Yes, it is this time of year where I have to stop and wonder – what the heck am I doing wrong? Is it me?  Is it the kids? Is it the combination of us? In the spring, many of the kids are breezing through and finding ways to problem solve and have gotten really comfortable with being uncomfortable in doing their nightly struggle – they’ve learned to trust that when we get together the next day, their questions will get answered and all will come together, if not that day, then the next.

This year is somewhat more frustrating for me and I can’t figure out why.  I feel as if the students are still attempting to get everything right every night.  It’s as if they created habits that I did not see somewhere along the way.  Reading the beginning of Andrew Gael’s blogpost on Productive Struggle  made me realize this was true and I’m more frustrated than ever now.  I’ve noticed that the conversations that I am “facilitating” are actually either one student talking about their ideas (basically the kid who thought they got it right) and everyone listening intently checking if they agree with him/her or everyone remaining silent until the one or two kids who are willing to take the risk speak up and take the risk to see if they are right.  I’m not quite sure what this is about.

In prior years, there have been kids that really felt much more comfortable with attempting something and being wrong.  I am really wondering what I did differently this year.  There is much more of a feeling of holding back – many more caveats of “I don’t think this is right…” before someone puts their ideas on the board (even though I repeatedly stress that that is not important.)
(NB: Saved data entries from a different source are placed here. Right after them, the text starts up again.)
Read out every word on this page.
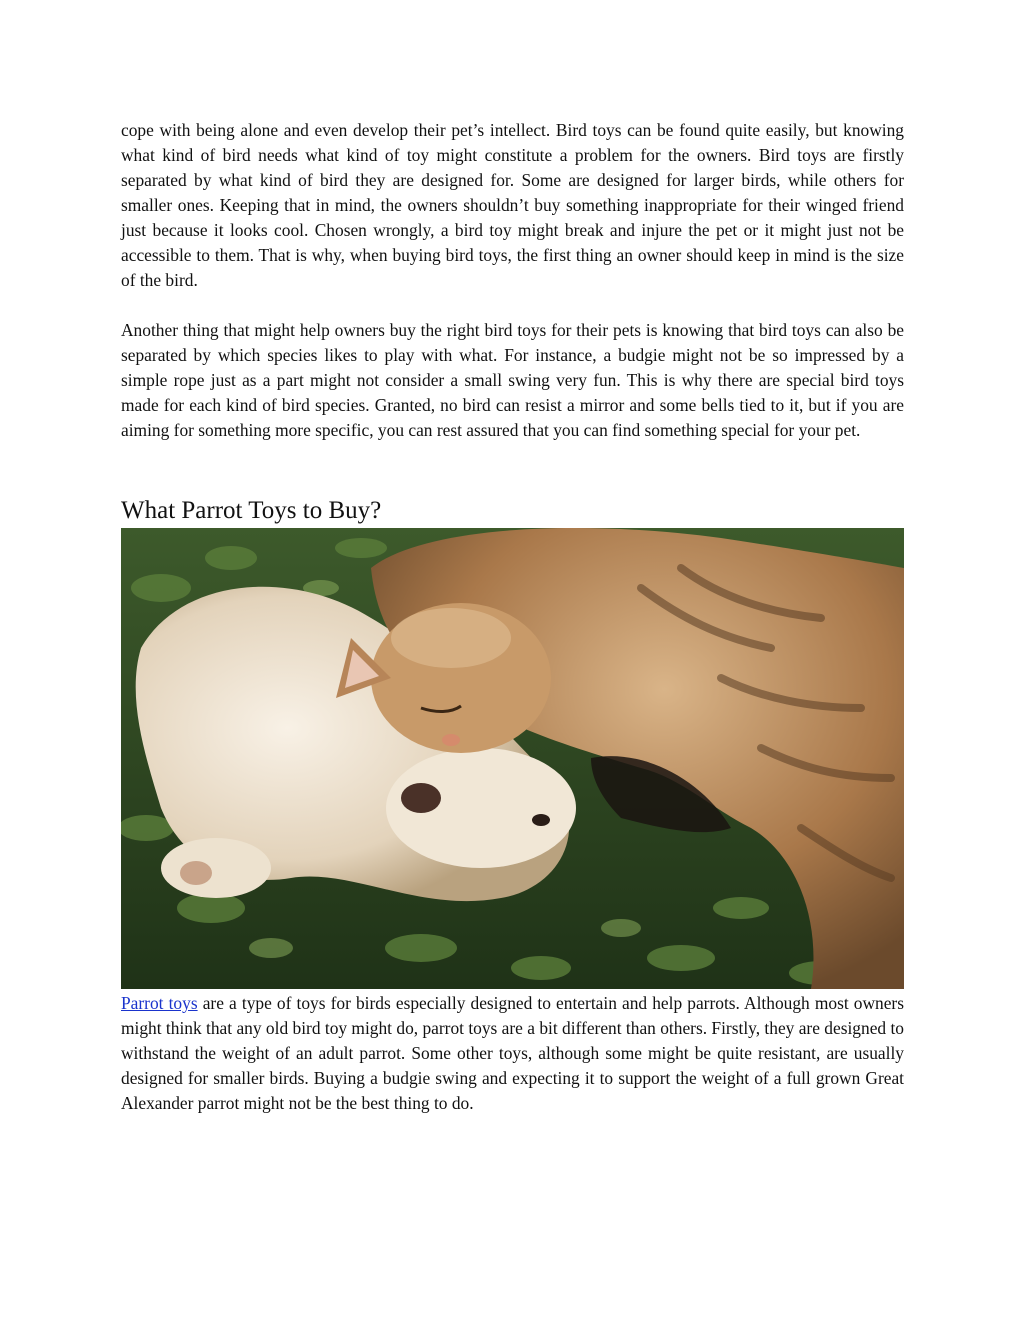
cope with being alone and even develop their pet’s intellect. Bird toys can be found quite easily, but knowing what kind of bird needs what kind of toy might constitute a problem for the owners. Bird toys are firstly separated by what kind of bird they are designed for. Some are designed for larger birds, while others for smaller ones. Keeping that in mind, the owners shouldn’t buy something inappropriate for their winged friend just because it looks cool. Chosen wrongly, a bird toy might break and injure the pet or it might just not be accessible to them. That is why, when buying bird toys, the first thing an owner should keep in mind is the size of the bird.

Another thing that might help owners buy the right bird toys for their pets is knowing that bird toys can also be separated by which species likes to play with what. For instance, a budgie might not be so impressed by a simple rope just as a part might not consider a small swing very fun. This is why there are special bird toys made for each kind of bird species. Granted, no bird can resist a mirror and some bells tied to it, but if you are aiming for something more specific, you can rest assured that you can find something special for your pet.

What Parrot Toys to Buy?

Parrot toys are a type of toys for birds especially designed to entertain and help parrots. Although most owners might think that any old bird toy might do, parrot toys are a bit different than others. Firstly, they are designed to withstand the weight of an adult parrot. Some other toys, although some might be quite resistant, are usually designed for smaller birds. Buying a budgie swing and expecting it to support the weight of a full grown Great Alexander parrot might not be the best thing to do.
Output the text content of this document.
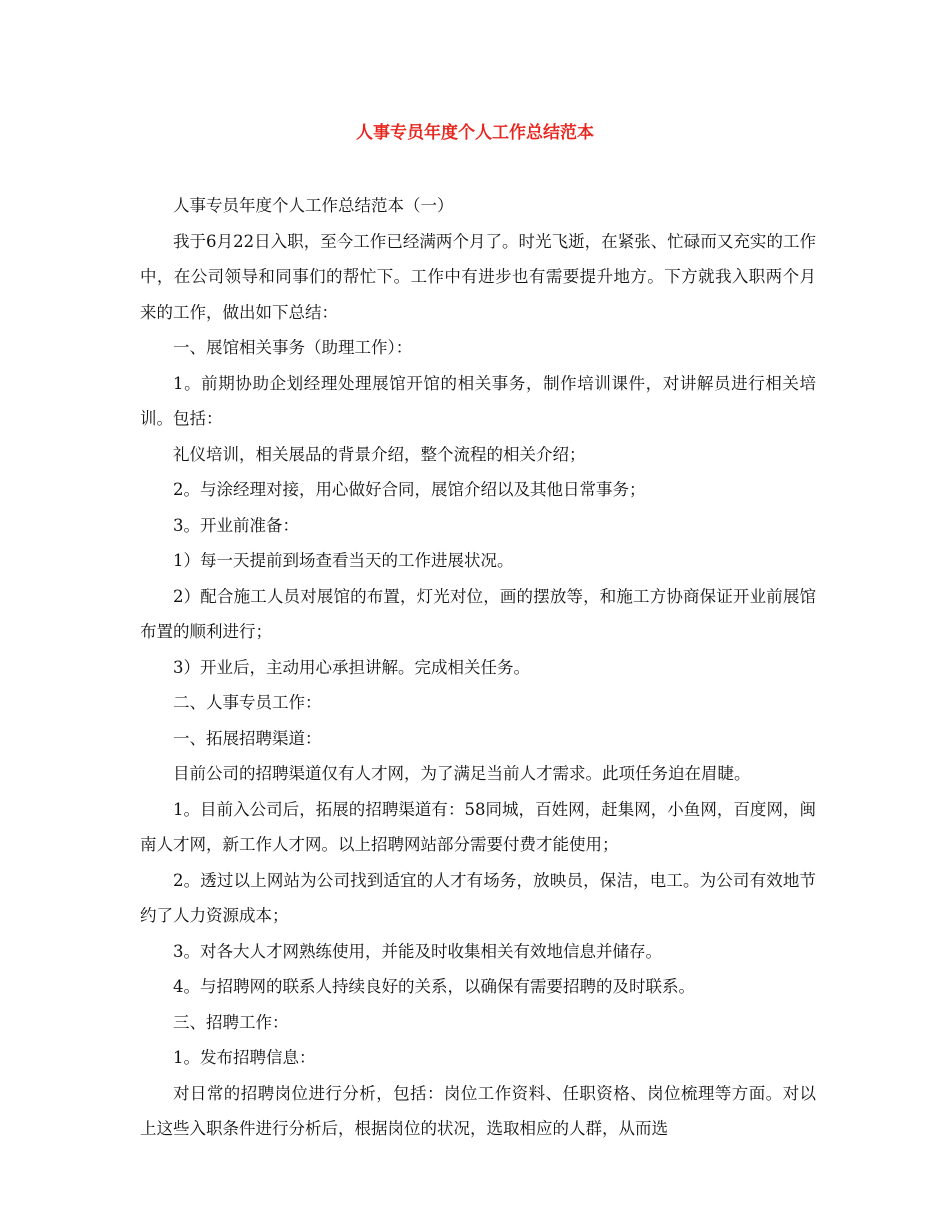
人事专员年度个人工作总结范本

人事专员年度个人工作总结范本（一）

我于6月22日入职，至今工作已经满两个月了。时光飞逝，在紧张、忙碌而又充实的工作中，在公司领导和同事们的帮忙下。工作中有进步也有需要提升地方。下方就我入职两个月来的工作，做出如下总结：

一、展馆相关事务（助理工作）：

1。前期协助企划经理处理展馆开馆的相关事务，制作培训课件，对讲解员进行相关培训。包括：

礼仪培训，相关展品的背景介绍，整个流程的相关介绍；

2。与涂经理对接，用心做好合同，展馆介绍以及其他日常事务；

3。开业前准备：

1）每一天提前到场查看当天的工作进展状况。

2）配合施工人员对展馆的布置，灯光对位，画的摆放等，和施工方协商保证开业前展馆布置的顺利进行；

3）开业后，主动用心承担讲解。完成相关任务。

二、人事专员工作：

一、拓展招聘渠道：

目前公司的招聘渠道仅有人才网，为了满足当前人才需求。此项任务迫在眉睫。

1。目前入公司后，拓展的招聘渠道有：58同城，百姓网，赶集网，小鱼网，百度网，闽南人才网，新工作人才网。以上招聘网站部分需要付费才能使用；

2。透过以上网站为公司找到适宜的人才有场务，放映员，保洁，电工。为公司有效地节约了人力资源成本；

3。对各大人才网熟练使用，并能及时收集相关有效地信息并储存。

4。与招聘网的联系人持续良好的关系，以确保有需要招聘的及时联系。

三、招聘工作：

1。发布招聘信息：

对日常的招聘岗位进行分析，包括：岗位工作资料、任职资格、岗位梳理等方面。对以上这些入职条件进行分析后，根据岗位的状况，选取相应的人群，从而选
I have in the past few years become very disillusioned with the idea that high school students are capable of undoing 12-14 years of fixed mindset.  I think I tweeted about this last year sometime when, after a conversation and exercise about Fixed vs. Growth Mindset a student said to me “Is this supposed to make us feel bad?”  I was in shock.  I couldn’t figure out what I had done to make him feel bad at all as I had done just what Carol Dweck suggests and presented the two mindsets as a continuum – a journey of learning about yourself and how you learn best.  Some of the kids saw it as a good tool to know about yourself, but many of them saw it as just one more thing they had to “overcome” in order to get in to a good college or to be the “best they can be” – because you know, if you have a fixed mindset, that’s not the “best you can be” – you have to change that too now.  Oh god, what have I done?

So, maybe there’s a little part of me that feels bad for them and truly understands the fear of being wrong. My goals are to prepare them for the thinking, for problem solving in life and their immediate goals are getting good grades, doing the best they can right now to get into a good college, etc.  Sometimes these goals are definitely at odds and it’s really tough to compete with the immediacy of what they perceive as success for them and those people they want so much to make proud. And as always when there are two parties who have goals that are at odds – there is ultimately conflict.  And the battle continues.